If our goal is to measure the price-demand relationships by fitting regression models, we are also very interested in the correlations among the variables and in the appearance of their scatterplots. Here is the correlation matrix, i.e., the table of all pairwise correlations among the variables. (Remember that the correlation between two variables is a statistic that measures the relative strength of the linear relationship between them, on a scale of -1 to +1.) What stands out clearly here is that (as we already knew from looking at the time series plots) there are very strong, negative correlations between price and sales for all three carton sizes (greater than 0.8 in magnitude, as it turns out), which are measures of “the price elasticity of demand.” There are also some weaker positive correlations between the price of one carton size and sales of another--for example, a correlation of 0.521 between price of 18-packs and sales of 30-packs. These are measures of “cross-price elasticities”, i.e., substitution effects. Consumers tend to buy fewer 30-packs when the price of 18-packs is reduced, presumably because they buy 18-packs instead.

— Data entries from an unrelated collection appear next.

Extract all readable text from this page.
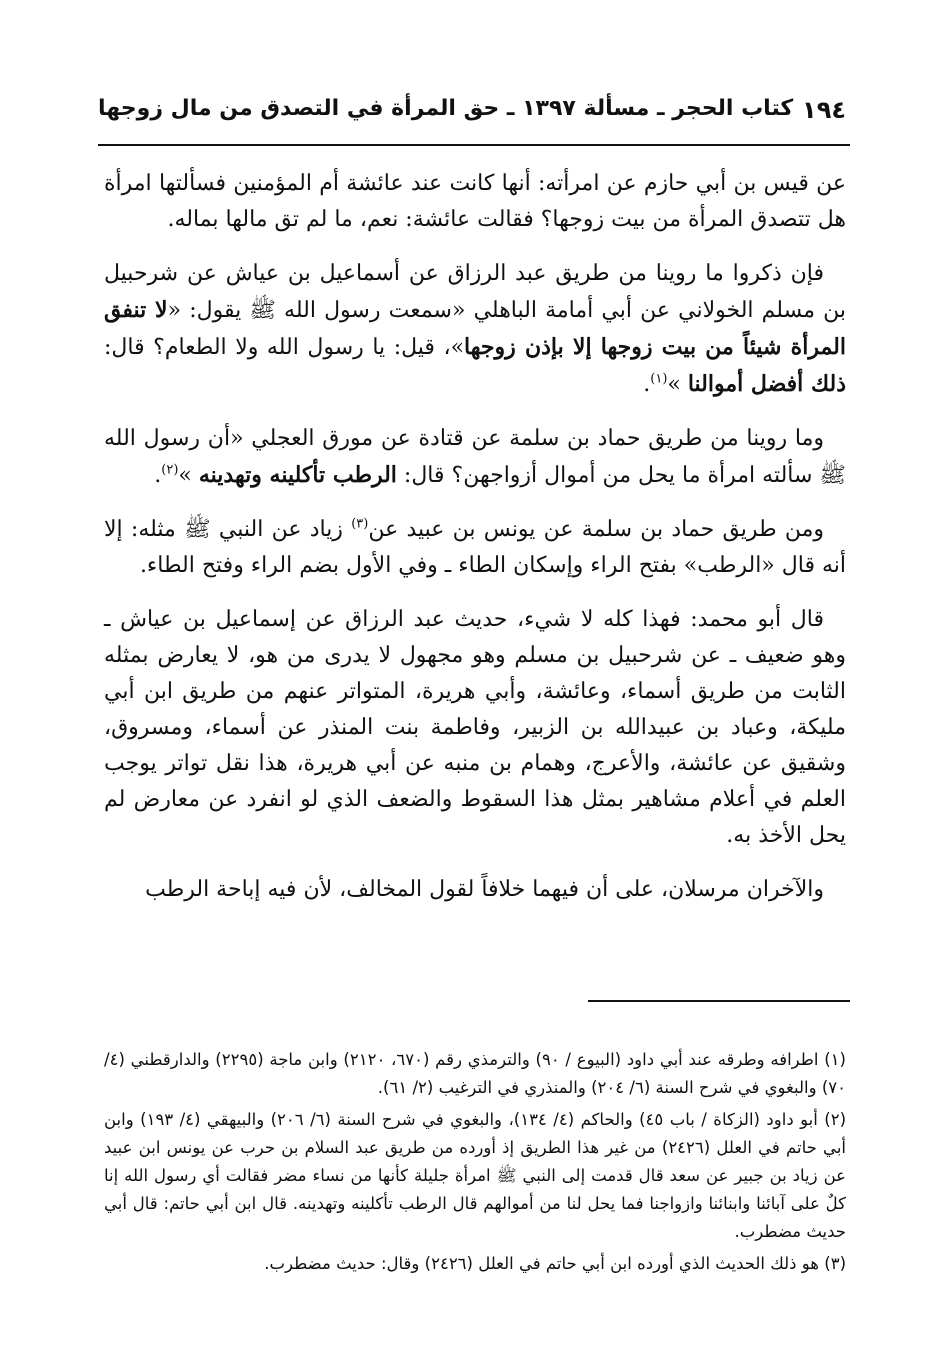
١٩٤
كتاب الحجر ـ مسألة ١٣٩٧ ـ حق المرأة في التصدق من مال زوجها

عن قيس بن أبي حازم عن امرأته: أنها كانت عند عائشة أم المؤمنين فسألتها امرأة هل تتصدق المرأة من بيت زوجها؟ فقالت عائشة: نعم، ما لم تق مالها بماله.

فإن ذكروا ما روينا من طريق عبد الرزاق عن أسماعيل بن عياش عن شرحبيل بن مسلم الخولاني عن أبي أمامة الباهلي «سمعت رسول الله ﷺ يقول: «لا تنفق المرأة شيئاً من بيت زوجها إلا بإذن زوجها»، قيل: يا رسول الله ولا الطعام؟ قال: ذلك أفضل أموالنا »$^{(١)}$.

وما روينا من طريق حماد بن سلمة عن قتادة عن مورق العجلي «أن رسول الله ﷺ سألته امرأة ما يحل من أموال أزواجهن؟ قال: الرطب تأكلينه وتهدينه »$^{(٢)}$.

ومن طريق حماد بن سلمة عن يونس بن عبيد عن$^{(٣)}$ زياد عن النبي ﷺ مثله: إلا أنه قال «الرطب» بفتح الراء وإسكان الطاء ـ وفي الأول بضم الراء وفتح الطاء.

قال أبو محمد: فهذا كله لا شيء، حديث عبد الرزاق عن إسماعيل بن عياش ـ وهو ضعيف ـ عن شرحبيل بن مسلم وهو مجهول لا يدرى من هو، لا يعارض بمثله الثابت من طريق أسماء، وعائشة، وأبي هريرة، المتواتر عنهم من طريق ابن أبي مليكة، وعباد بن عبيدالله بن الزبير، وفاطمة بنت المنذر عن أسماء، ومسروق، وشقيق عن عائشة، والأعرج، وهمام بن منبه عن أبي هريرة، هذا نقل تواتر يوجب العلم في أعلام مشاهير بمثل هذا السقوط والضعف الذي لو انفرد عن معارض لم يحل الأخذ به.

والآخران مرسلان، على أن فيهما خلافاً لقول المخالف، لأن فيه إباحة الرطب

(١) اطرافه وطرقه عند أبي داود (البيوع / ٩٠) والترمذي رقم (٦٧٠، ٢١٢٠) وابن ماجة (٢٢٩٥) والدارقطني (٤/ ٧٠) والبغوي في شرح السنة (٦/ ٢٠٤) والمنذري في الترغيب (٢/ ٦١).

(٢) أبو داود (الزكاة / باب ٤٥) والحاكم (٤/ ١٣٤)، والبغوي في شرح السنة (٦/ ٢٠٦) والبيهقي (٤/ ١٩٣) وابن أبي حاتم في العلل (٢٤٢٦) من غير هذا الطريق إذ أورده من طريق عبد السلام بن حرب عن يونس ابن عبيد عن زياد بن جبير عن سعد قال قدمت إلى النبي ﷺ امرأة جليلة كأنها من نساء مضر فقالت أي رسول الله إنا كلٌ على آبائنا وابنائنا وازواجنا فما يحل لنا من أموالهم قال الرطب تأكلينه وتهدينه. قال ابن أبي حاتم: قال أبي حديث مضطرب.

(٣) هو ذلك الحديث الذي أورده ابن أبي حاتم في العلل (٢٤٢٦) وقال: حديث مضطرب.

Last but not least, we should look at the scatterplot matrix of the variables, i.e., the matrix of all 2-way scatterplots. The scatterplot matrix is the visual counterpart of the correlation matrix, and it should always be studied as a prelude to regression analysis if there are many variables. (Virtually all commercial regression software offers this feature, although the results vary a lot in terms of graphical quality. The ones produced by RegressIt, which are shown here, optionally include the regression line, center-of-mass point, correlation, and squared correlation, and each separate chart can be edited.) The full scatterplot matrix for these variables is a 6x6 array, but we are especially interested in the 3x3 submatrix of scatterplots in which sales volume is plotted vs. price for different combinations of carton sizes:
Each of these plots shows not only the price-demand relationship for sales of one carton size vs. price of another, but it also gives a preview of the results that will be obtained if a simple regression model is fitted. On the pages that follow, regression models will be fitted to the sales data for 18-packs. From the scatterplot in the center of the matrix, we already know a lot about the results we will get if we regress sales of 18-packs on price of 18-packs. Some “red flags” are already waving at this point, though. The price-demand relationships are quite strong, but the variance of sales is not consistent over the full range of prices in any of these plots.
By the way, all of the output shown above was generated at one time on a single Excel worksheet with a few keystrokes using the Data Analysis procedure in RegressIt, as shown below. Hopefully your software will make this relatively easy too.